Star Attention: Efficient LLM Inference over Long Sequences¶
Conference: ICML2025
arXiv: 2411.17116
Code: GitHub - Star-Attention
Area: LLM/NLP
Keywords: Long-sequence inference, sparse attention, distributed inference, Anchor Block, KV cache
TL;DR¶
Proposes Star Attention, a two-phase block-sparse attention mechanism: Phase 1 encodes partitioned context blocks via local attention across multiple hosts, and Phase 2 generates queries by aggregating global attention. It is compatible with existing LLMs without fine-tuning, achieving up to an 11x speedup in inference while retaining 97-100% accuracy.
Background & Motivation¶
Key Challenge¶
Key Challenge: Paragraphs or contexts spanning millions of tokens are increasingly common (e.g., code analysis, multi-document summarization), but the quadratic complexity of self-attention makes inference extremely expensive.
Goal¶
Goal: - FlashAttention: Accelerates computation but does not reduce complexity - Ring Attention: Distributed but requires ring communication - Chunk-based encoding methods: Require fine-tuning or extra components
Core Insights of Star Attention¶
Inference typically consists of two phases: (1) long-context encoding, and (2) short-query generation. Context tokens only require local attention, while query tokens require global attention.
Method¶
Phase 1: Local Context Encoding + Anchor Block¶
- The context is split into contiguous blocks and distributed across different hosts.

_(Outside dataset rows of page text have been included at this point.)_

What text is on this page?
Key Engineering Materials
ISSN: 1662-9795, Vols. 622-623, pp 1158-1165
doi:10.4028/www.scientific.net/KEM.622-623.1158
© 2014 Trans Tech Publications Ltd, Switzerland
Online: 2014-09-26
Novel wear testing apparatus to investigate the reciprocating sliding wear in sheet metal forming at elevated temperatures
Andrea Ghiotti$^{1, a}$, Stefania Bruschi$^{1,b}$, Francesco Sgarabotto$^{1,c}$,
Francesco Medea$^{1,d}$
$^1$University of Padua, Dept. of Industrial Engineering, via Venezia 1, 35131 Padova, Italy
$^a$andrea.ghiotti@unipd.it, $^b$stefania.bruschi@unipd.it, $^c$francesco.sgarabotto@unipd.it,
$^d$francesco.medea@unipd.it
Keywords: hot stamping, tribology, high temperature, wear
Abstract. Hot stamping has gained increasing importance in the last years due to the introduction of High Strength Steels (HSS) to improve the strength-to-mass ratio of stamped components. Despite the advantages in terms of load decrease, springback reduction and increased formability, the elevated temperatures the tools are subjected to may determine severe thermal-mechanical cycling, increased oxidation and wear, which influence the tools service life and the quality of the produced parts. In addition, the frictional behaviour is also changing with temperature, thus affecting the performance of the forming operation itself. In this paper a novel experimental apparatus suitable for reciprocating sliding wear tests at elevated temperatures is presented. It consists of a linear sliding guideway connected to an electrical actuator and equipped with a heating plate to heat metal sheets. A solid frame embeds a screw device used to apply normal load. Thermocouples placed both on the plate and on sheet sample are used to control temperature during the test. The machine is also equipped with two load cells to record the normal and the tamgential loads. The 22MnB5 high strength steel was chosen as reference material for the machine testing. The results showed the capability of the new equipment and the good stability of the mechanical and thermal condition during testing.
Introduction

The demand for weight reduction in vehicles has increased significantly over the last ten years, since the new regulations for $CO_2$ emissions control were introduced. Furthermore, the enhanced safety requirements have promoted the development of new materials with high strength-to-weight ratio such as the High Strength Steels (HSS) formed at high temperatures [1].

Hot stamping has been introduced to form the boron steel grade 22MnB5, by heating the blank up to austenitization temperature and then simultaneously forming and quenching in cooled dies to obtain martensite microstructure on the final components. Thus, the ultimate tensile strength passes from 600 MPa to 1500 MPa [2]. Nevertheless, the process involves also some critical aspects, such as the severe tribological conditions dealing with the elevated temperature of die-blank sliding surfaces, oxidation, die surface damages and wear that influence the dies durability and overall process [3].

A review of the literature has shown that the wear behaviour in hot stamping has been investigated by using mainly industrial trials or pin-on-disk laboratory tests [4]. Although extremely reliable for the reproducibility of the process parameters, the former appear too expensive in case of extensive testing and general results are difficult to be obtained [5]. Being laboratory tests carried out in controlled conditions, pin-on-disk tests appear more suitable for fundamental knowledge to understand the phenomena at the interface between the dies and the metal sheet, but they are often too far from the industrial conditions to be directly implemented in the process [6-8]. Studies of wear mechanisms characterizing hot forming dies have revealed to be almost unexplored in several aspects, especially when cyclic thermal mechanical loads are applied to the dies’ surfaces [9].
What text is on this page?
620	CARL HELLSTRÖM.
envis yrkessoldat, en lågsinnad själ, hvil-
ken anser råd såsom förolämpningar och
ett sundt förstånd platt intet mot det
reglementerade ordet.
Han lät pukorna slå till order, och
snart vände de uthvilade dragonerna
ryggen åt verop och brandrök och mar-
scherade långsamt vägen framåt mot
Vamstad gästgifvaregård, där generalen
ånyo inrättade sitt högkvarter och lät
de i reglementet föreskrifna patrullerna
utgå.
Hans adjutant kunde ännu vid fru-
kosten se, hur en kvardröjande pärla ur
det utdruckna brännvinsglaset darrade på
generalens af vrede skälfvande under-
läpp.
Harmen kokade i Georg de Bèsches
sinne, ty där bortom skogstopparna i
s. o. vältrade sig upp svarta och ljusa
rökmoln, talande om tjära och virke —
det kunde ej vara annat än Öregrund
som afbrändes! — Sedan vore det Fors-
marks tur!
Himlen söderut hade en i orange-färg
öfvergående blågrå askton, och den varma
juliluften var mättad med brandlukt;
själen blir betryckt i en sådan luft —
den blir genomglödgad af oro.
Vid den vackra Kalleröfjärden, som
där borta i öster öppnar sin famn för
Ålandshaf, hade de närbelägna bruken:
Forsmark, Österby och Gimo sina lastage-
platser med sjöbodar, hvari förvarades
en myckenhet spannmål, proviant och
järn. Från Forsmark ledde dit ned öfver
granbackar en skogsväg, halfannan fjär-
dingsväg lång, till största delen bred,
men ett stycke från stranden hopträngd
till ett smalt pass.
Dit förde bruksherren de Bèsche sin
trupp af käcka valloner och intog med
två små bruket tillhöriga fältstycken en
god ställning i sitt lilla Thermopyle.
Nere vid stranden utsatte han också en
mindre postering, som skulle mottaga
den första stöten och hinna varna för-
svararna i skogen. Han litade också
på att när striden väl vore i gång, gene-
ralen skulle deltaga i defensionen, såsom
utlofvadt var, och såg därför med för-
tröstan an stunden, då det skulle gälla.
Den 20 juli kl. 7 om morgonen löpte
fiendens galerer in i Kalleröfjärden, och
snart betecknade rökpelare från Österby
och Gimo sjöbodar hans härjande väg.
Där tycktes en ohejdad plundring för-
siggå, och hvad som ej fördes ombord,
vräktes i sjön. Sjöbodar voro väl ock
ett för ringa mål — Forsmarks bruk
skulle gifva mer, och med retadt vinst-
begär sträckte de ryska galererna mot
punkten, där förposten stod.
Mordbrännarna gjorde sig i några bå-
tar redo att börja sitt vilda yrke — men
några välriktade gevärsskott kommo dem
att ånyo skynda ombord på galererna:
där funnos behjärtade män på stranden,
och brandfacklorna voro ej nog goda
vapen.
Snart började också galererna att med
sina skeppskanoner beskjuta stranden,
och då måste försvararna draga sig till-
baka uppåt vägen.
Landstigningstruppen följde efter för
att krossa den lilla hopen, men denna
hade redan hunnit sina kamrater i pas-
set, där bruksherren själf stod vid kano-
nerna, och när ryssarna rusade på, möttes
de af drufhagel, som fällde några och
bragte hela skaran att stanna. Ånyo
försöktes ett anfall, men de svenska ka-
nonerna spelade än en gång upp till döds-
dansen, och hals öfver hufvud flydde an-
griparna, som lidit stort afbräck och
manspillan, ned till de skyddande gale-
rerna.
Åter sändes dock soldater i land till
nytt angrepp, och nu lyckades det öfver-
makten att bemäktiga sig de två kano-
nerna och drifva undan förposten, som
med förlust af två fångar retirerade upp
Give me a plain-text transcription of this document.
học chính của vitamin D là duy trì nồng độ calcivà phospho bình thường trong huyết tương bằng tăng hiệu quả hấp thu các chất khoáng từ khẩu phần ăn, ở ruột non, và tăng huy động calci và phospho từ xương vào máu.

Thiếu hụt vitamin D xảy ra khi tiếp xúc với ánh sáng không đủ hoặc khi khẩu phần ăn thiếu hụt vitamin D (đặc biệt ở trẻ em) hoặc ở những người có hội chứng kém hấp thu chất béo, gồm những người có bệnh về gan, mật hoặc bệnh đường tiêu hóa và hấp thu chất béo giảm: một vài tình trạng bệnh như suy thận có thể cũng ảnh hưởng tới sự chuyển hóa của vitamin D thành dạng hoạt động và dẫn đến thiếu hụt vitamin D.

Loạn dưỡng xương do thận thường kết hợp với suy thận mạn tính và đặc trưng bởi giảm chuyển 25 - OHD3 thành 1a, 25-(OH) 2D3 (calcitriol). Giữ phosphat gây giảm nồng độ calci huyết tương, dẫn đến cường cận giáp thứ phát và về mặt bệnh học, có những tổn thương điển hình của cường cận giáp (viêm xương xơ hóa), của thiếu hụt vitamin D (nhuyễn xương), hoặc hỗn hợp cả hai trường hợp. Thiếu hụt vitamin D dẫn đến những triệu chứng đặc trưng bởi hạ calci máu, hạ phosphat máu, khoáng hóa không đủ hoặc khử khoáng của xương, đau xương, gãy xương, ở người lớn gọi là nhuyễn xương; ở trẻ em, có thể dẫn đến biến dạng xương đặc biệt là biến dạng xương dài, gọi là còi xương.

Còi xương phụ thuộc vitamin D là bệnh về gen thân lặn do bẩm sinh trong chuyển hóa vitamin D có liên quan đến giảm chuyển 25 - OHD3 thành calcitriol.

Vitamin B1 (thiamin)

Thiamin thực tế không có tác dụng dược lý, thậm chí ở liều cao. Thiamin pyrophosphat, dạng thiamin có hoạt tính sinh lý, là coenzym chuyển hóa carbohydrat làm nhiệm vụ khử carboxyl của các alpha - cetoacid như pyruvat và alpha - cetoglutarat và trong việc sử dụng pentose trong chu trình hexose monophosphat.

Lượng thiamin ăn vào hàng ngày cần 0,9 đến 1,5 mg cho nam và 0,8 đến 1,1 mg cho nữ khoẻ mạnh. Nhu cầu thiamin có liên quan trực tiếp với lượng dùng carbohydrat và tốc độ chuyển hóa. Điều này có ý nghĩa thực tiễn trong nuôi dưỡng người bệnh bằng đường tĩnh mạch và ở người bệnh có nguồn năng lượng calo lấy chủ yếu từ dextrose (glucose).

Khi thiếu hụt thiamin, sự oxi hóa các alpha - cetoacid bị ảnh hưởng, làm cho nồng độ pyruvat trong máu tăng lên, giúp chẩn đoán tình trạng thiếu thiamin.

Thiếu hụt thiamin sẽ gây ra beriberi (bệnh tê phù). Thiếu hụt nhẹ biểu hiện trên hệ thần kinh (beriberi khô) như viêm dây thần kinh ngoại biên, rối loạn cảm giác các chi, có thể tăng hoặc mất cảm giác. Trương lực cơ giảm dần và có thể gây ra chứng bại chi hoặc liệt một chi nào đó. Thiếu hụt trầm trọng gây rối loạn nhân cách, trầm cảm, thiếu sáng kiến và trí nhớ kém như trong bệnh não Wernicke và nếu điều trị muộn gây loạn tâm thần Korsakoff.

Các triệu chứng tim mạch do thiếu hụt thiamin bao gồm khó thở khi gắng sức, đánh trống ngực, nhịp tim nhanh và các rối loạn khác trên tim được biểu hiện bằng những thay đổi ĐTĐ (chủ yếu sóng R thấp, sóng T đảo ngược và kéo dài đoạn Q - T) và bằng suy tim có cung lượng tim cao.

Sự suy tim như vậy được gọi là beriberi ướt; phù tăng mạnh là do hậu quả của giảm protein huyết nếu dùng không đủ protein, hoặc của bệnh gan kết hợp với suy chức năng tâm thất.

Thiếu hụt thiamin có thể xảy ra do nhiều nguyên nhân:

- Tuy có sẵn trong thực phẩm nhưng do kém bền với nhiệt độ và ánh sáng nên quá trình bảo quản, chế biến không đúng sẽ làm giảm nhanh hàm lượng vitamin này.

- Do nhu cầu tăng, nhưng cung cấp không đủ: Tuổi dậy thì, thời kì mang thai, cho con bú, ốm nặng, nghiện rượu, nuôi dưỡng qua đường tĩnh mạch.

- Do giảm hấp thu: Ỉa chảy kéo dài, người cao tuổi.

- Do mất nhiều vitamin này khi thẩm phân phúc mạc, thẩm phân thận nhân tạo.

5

- Each block is prefixed with an "anchor block" (a copy of the first block).
- Each host performs self-attention independently without communication.
- Only the KV values of the non-anchor parts are cached.
Phase 2: Global Query Encoding¶
- Queries are replicated to all hosts.
- Each host computes local attention using its local KV cache.
- The "query host" aggregates softmax statistics to obtain global attention.
- Minimal communication overhead: each host transmits only 1 vector + 1 scalar per token.
Characteristics¶
- The context length scales horizontally (linearly) with the number of hosts.
- Requires no model fine-tuning.
- Fully compatible and stackable with FlashAttention.
Key Experimental Results¶
Inference Acceleration¶
Main Results¶
| Context Length | Number of Hosts | Speedup | Accuracy Retention |
|---|---|---|---|
| 128K | 4 | 4x | 99% |
| 256K | 8 | 7x | 98% |
| 512K | 16 | 11x | 97% |
Accuracy Comparison (Llama3.1-8B/70B)¶
Ablation Study¶
| Benchmark | Standard Attention | Star Attention |
|---|---|---|
| RULER | 100% | 97-100% |
| LongBench | Baseline | Close to Baseline |
| Needle-in-Haystack | 100% | 98%+ |
Key Findings¶
- The anchor block is critical; accuracy drops significantly without it.
- Local attention in Phase 1 is sufficient for most context understanding tasks.
- Global aggregation in Phase 2 requires minimal communication.
- Demonstrates effectiveness on both Llama3.1-8B and 70B.
Highlights & Insights¶
- The two-phase design of "local context + global query" is highly intuitive and natural.
- The introduction of the anchor block elegantly maintains global consistency.
- Zero fine-tuning required—plug-and-play with any global-attention LLM.
- Extremely low communication overhead (only 1 vector + 1 scalar per token from each host).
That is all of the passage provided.